The Varna summit on 26 March not only failed to produce any outcome but it was too early for such a summit. It was rather a personal favour for Prime Minister Borissov who desperately needs geopolitical manoeuvres to stabilise his government because he is surrounded by political competition that maintains warm relations with the Kremlin. For such a summit to make sense the EU needs to answer three key questions:

- How long it will legitimise Erdogan's regime and what future for the EU-Turkey relations?

- What the EU approach will be toward dictators from now on?

- Is there a plan B for the migration deal?

The fact that Turkey still is a candidate country legitimises Erdogan's regime and allows him to sit on Europe's table without merits. Until recently there were two reasons for this - common foreign policy interests, especially in the Middle East, and the migration deal. The former is obviously no longer. Then, remains the latter - fear of the possibility the Turkish president to suspend the migration deal and turn the tap on migration off. This is why the EU needs to draw a plan B which has to rest on a very clear assessment of the leverage the Union still has. There is no doubt that EU membership has long gone as a possibility.

In the same time, the Union holds a trump card in its sleeve and this is trade relations, which show that Turkey has much greater need of the EU than vice versa. The EU is Turkey's biggest trade partner. According to 2015 data, Turkey's trade with the EU was 40.6% thanks to the Customs Union. To the EU Turkey is the fifth most important trading partner which holds a 4% share of the Union's trade in 2015. EU's share in Turkey's foreign direct investments was 57.6%. Turkish investments in EU were 36.4%. Again according to 2015 data, in Turkey there were 20 585 companies working with capital from the EU. This amounts to 43.6% of all companies created with foreign capital in the country.

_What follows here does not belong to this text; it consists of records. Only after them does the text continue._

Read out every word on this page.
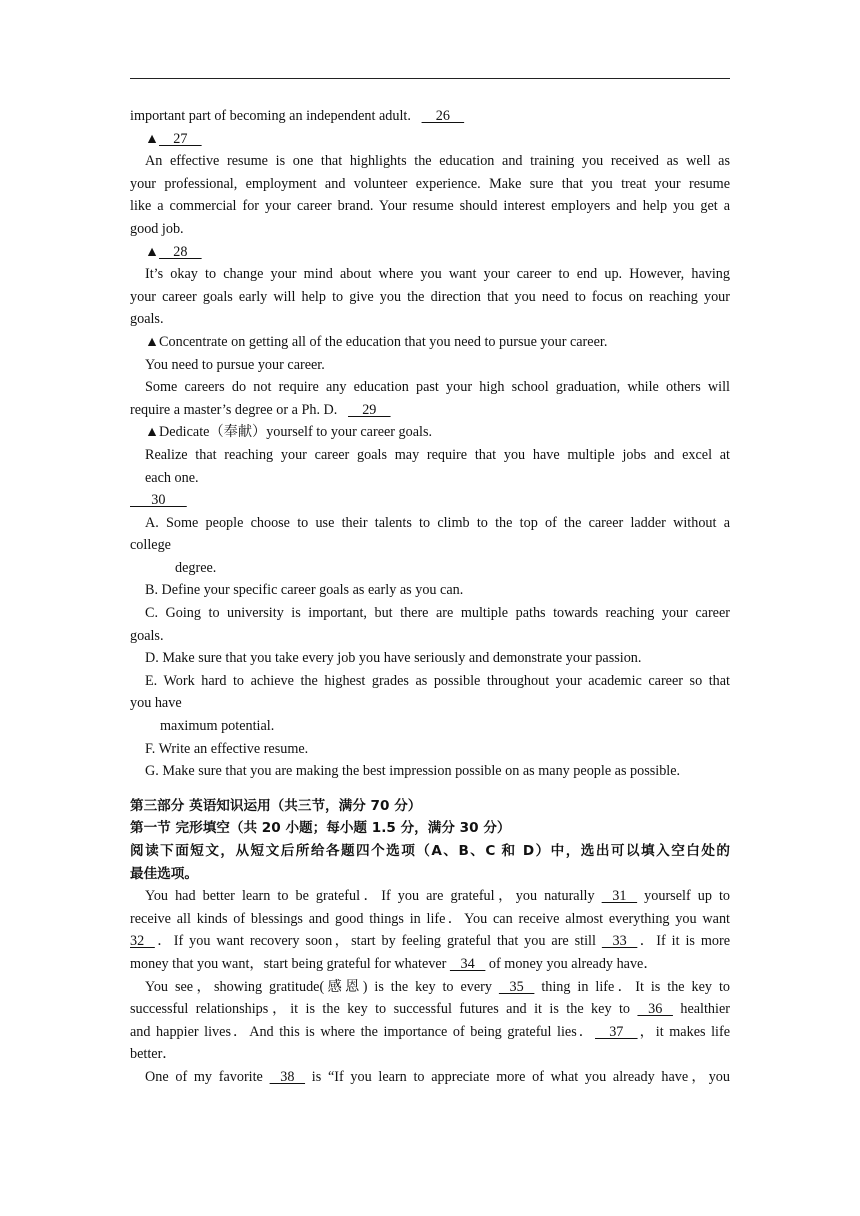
important part of becoming an independent adult.       26
▲    27
An effective resume is one that highlights the education and training you received as well as
your professional, employment and volunteer experience. Make sure that you treat your resume
like a commercial for your career brand. Your resume should interest employers and help you get a
good job.
▲    28
It’s okay to change your mind about where you want your career to end up. However, having
your career goals early will help to give you the direction that you need to focus on reaching your
goals.
▲Concentrate on getting all of the education that you need to pursue your career.
You need to pursue your career.
Some careers do not require any education past your high school graduation, while others will
require a master’s degree or a Ph. D.       29
▲Dedicate（奉献）yourself to your career goals.
Realize that reaching your career goals may require that you have multiple jobs and excel at
each one.
30
A. Some people choose to use their talents to climb to the top of the career ladder without a
college
degree.
B. Define your specific career goals as early as you can.
C. Going to university is important, but there are multiple paths towards reaching your career
goals.
D. Make sure that you take every job you have seriously and demonstrate your passion.
E. Work hard to achieve the highest grades as possible throughout your academic career so that
you have
maximum potential.
F. Write an effective resume.
G. Make sure that you are making the best impression possible on as many people as possible.
第三部分 英语知识运用（共三节，满分 70 分）
第一节 完形填空（共 20 小题；每小题 1.5 分，满分 30 分）
阅读下面短文，从短文后所给各题四个选项（A、B、C 和 D）中，选出可以填入空白处的
最佳选项。
You had better learn to be grateful．If you are grateful，you naturally    31    yourself up to
receive all kinds of blessings and good things in life．You can receive almost everything you want
32   ．If you want recovery soon，start by feeling grateful that you are still    33   ．If it is more
money that you want，start being grateful for whatever    34    of money you already have．
You see，showing gratitude(感恩) is the key to every    35    thing in life．It is the key to
successful relationships，it is the key to successful futures and it is the key to    36    healthier
and happier lives．And this is where the importance of being grateful lies．    37    ，it makes life
better．
One of my favorite    38    is “If you learn to appreciate more of what you already have，you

During the debate on Syria in the European Parliament in March, there were voices for sanctions against Turkey. This is a possibility that could be considered in case relations between the EU and Turkey deteriorated further. It will be a hard decision but experience shows that when you deal with dictators relations can only get worse as relations with Putin illustrate very well. In fact, worsening of relations with Putin and Erdogan, as well as the tightening of the illiberal belt around EU again raises the issue how to approach dictators from now on. Earlier this year, in Davos, German Chancellor Angela Merkel and French President Emmanuel Macron admitted that mistakes were made in Iraq and Libya.

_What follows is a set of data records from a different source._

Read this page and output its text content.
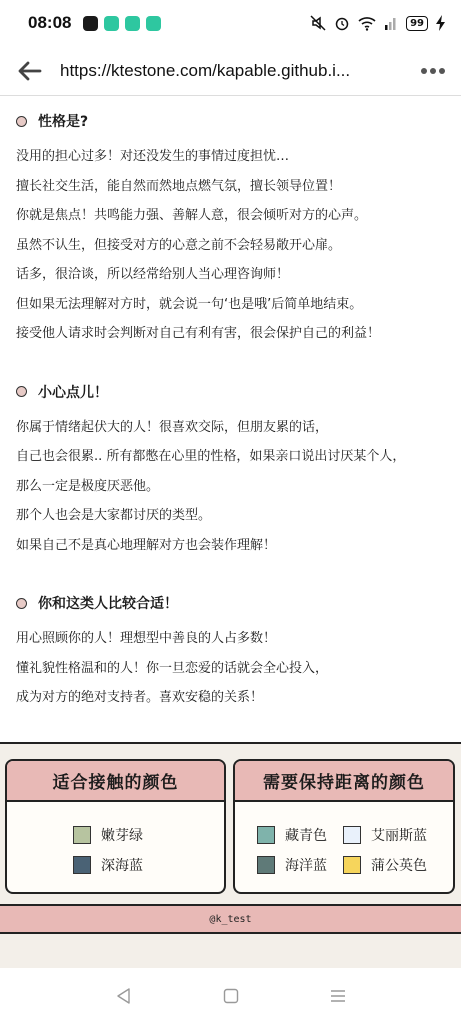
08:08	99
https://ktestone.com/kapable.github.i...
性格是?
没用的担心过多！对还没发生的事情过度担忧…
擅长社交生活，能自然而然地点燃气氛，擅长领导位置！
你就是焦点！共鸣能力强、善解人意，很会倾听对方的心声。
虽然不认生，但接受对方的心意之前不会轻易敞开心扉。
话多，很洽谈，所以经常给别人当心理咨询师！
但如果无法理解对方时，就会说一句‘也是哦’后简单地结束。
接受他人请求时会判断对自己有利有害，很会保护自己的利益！
小心点儿！
你属于情绪起伏大的人！很喜欢交际，但朋友累的话，
自己也会很累.. 所有都憋在心里的性格，如果亲口说出讨厌某个人，
那么一定是极度厌恶他。
那个人也会是大家都讨厌的类型。
如果自己不是真心地理解对方也会装作理解！
你和这类人比较合适！
用心照顾你的人！理想型中善良的人占多数！
懂礼貌性格温和的人！你一旦恋爱的话就会全心投入，
成为对方的绝对支持者。喜欢安稳的关系！
适合接触的颜色
嫩芽绿
深海蓝
需要保持距离的颜色
藏青色	艾丽斯蓝
海洋蓝	蒲公英色
@k_test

The French President went even further by admitting that getting rid of tyrants returned as a boomerang to Europe. The Western Balkans summit in Sofia, as well as the EU-Turkey summit, are an occasion for the EU to radically reconsider its approach toward the surrounding world. The strategy on the Western Balkans is a step in the right direction but such a document is needed on Turkey too. Circumstances are forcing the EU to act faster than it wants and is capable of but the problems that the rupture between the EU and Turkey in foreign policy will create will echo again in the EU itself and will destabilise it additionally.